De hecho, la superioridad espiritual de Rodó se ejerció en primer lugar sobre el grupo generacional, pero luego se difundió como estímulo y guía de nuevos caminos espirituales. No sobra recordar que la misma fundación de la Sociedad Rodoniana en 2009, con la afiliación de tantos estudiosos y amantes de la obra y de la persona de Rodó y con la intensa actividad de investigación y difusión de nuevos estudios rodonianos, es una prueba de cómo la herencia del filósofo y refinado escritor haya llegado a un vastísimo nivel.
Vencer, con honor
El punto central de su enseñanza, condensado en la frase con la cual empieza el primer fragmento de Motivos de Proteo, o sea “Reformarse es vivir…”, propende a la formación de una personalidad adulta y responsable, capaz de hacer elecciones conscientes y sin retroceder nunca en la búsqueda de la verdad, ni aun en el caso en que las soluciones percibidas puedan contradecir las propuestas del maestro, conservadas con devoción en la memoria de los discípulos. La parábola “La despedida de Gorgias” lo ilustra con exquisita precisión. En la cena de despedida, antes de encaminarse a la muerte –en una ceremonia y en circunstancias todas inventadas por Rodó, pero que en el parafrasear la Última Cena evangélica testimonian su constante deseo de hallar un punto de síntesis entre la cultura griega clásica y la cultura cristiana–, Gorgias rechaza la proposición de sus alumnos que quisieran jurar eterna fidelidad a cada una de sus palabras. Con el rechazo de Gorgias Rodó manifiesta su repudio del fanatismo y también de quienes se encierran cómodamente en el dogma. “La verdad que os haya dado [con mi filosofía]”, dice Gorgias a sus discípulos, “no os cuesta esfuerzo, comparación, elección […] como os costará la que por vosotros mismos adquiráis, desde el punto en que comencéis realmente a vivir”. Y sigue: “Quedad fieles a mí, amad mi recuerdo […], pero mi doctrina no la améis sino mientras no se haya inventado para la verdad fanal más diáfano”. El brindis entonces, propuesto por Leucipo, el mejor alumno, y aceptado por el maestro es: “Por quien me venza con honor en vosotros”.

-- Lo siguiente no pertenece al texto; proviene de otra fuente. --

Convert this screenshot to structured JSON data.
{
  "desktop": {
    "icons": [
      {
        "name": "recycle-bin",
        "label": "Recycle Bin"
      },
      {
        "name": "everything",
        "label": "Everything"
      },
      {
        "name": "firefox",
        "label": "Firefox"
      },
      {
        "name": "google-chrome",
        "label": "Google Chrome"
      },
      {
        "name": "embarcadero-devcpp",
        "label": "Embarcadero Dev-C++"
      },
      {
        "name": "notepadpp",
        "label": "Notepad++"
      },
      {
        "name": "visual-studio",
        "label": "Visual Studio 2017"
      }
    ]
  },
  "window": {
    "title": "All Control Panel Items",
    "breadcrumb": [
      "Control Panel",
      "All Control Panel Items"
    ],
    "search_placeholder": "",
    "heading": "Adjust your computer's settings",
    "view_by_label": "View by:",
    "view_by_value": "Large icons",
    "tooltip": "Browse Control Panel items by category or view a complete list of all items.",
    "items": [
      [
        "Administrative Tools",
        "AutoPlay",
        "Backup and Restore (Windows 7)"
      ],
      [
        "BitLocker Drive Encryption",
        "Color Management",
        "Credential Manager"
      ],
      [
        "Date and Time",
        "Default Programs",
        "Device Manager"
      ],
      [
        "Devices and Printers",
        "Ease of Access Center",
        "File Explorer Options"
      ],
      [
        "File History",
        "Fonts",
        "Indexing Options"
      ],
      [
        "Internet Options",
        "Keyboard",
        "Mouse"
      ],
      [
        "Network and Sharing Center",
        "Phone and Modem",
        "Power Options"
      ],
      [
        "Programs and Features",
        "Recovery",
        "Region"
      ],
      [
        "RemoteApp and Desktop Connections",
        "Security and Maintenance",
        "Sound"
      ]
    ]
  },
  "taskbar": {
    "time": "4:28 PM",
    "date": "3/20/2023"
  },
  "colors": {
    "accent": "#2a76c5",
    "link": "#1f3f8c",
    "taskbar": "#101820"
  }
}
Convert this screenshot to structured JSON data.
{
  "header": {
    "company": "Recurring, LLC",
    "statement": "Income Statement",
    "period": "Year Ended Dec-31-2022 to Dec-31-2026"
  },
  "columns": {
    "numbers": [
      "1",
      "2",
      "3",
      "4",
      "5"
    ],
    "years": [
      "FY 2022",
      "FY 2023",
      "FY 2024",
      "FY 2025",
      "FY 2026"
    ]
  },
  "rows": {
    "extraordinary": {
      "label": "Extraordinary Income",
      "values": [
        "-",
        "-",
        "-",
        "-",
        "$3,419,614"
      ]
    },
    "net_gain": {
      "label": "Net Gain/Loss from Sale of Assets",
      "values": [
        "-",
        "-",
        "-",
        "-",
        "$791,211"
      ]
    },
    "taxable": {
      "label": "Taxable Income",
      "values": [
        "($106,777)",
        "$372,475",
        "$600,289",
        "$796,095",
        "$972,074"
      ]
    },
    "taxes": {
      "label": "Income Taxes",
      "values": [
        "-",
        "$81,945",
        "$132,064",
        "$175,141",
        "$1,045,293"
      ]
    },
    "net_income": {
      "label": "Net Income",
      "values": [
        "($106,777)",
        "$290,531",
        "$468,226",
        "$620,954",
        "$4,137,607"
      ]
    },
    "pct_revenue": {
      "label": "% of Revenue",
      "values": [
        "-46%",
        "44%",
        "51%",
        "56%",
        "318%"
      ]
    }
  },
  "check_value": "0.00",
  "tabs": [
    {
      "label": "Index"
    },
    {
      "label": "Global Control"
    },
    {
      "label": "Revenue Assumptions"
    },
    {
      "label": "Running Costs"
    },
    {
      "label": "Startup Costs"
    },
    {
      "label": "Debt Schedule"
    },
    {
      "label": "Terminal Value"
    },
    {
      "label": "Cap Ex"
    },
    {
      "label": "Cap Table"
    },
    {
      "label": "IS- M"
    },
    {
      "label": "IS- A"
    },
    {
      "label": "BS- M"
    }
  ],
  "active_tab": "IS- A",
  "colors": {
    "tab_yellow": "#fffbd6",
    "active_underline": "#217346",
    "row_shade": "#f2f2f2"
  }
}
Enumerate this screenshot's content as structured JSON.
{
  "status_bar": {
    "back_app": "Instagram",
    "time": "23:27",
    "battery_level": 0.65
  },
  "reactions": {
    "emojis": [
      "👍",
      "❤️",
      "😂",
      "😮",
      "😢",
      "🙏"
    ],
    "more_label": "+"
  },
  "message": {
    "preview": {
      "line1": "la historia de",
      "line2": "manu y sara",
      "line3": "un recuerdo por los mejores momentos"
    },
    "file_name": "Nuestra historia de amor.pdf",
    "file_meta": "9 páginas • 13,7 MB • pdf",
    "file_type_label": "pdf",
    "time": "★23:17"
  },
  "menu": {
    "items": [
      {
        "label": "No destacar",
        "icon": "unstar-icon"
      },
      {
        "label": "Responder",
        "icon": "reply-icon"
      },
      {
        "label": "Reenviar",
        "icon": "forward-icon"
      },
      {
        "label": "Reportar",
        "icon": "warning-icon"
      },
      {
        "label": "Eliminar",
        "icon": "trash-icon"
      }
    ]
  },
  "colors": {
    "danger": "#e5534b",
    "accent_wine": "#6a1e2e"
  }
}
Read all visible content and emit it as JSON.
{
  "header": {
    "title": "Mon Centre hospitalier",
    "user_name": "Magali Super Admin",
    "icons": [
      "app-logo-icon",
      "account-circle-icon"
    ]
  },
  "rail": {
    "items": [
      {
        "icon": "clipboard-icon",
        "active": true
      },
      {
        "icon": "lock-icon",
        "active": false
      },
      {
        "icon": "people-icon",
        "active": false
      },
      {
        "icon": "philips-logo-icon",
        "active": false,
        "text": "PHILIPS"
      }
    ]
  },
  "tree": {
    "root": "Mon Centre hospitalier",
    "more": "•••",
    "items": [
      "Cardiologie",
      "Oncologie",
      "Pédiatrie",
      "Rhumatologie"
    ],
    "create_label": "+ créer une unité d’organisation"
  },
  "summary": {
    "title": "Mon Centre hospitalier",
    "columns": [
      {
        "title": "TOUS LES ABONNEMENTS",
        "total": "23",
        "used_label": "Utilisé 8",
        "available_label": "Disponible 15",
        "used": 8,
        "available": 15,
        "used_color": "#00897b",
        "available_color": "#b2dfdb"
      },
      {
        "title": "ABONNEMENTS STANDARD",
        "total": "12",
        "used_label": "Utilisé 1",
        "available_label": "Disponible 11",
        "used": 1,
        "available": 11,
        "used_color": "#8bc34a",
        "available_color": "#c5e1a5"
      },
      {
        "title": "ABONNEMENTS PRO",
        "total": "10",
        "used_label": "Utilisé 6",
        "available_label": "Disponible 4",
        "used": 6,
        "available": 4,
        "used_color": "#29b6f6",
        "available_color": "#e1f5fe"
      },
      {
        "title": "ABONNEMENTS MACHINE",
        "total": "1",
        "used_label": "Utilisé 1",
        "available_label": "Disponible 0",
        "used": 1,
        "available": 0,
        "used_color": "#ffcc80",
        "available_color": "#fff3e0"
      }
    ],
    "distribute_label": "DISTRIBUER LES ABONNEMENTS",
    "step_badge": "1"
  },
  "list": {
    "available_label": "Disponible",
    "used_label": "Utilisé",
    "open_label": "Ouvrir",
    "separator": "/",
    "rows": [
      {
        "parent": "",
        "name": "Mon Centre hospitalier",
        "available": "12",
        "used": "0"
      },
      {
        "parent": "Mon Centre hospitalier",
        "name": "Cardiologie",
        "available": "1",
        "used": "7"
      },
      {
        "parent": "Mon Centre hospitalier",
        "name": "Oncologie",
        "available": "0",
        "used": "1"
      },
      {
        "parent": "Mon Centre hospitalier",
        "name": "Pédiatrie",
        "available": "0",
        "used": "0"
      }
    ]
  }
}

Estas palabras del brindis son citadas muy a menudo porque resultan emblemáticas del pensiero rodoniano y no es casual que hayan sido elegidas para ilustrar el monumento dedicado al Maestro, realizado por José Belloni en 1947, que se levanta en un amplio espacio del parque que lleva también su nombre. O sea que hoy ya no quedan dudas: más allá de las incomprensiones e injusticias sufridas en vida, José Enrique Rodó es el gran Maestro que nuestro país ha dado a América y al mundo y sus enseñanzas nos siguen abriendo caminos y nos iluminan, estimulándonos a buscar verdades nuevas que serán ramas crecidas de sus raíces.
*Martha L. Canfield. Poeta, traductora y ensayista, docente de Literatura Hispanoamericana en Italia, miembro de la Academia de Letras del Uruguay, Premio Iberoamericano en México 2015.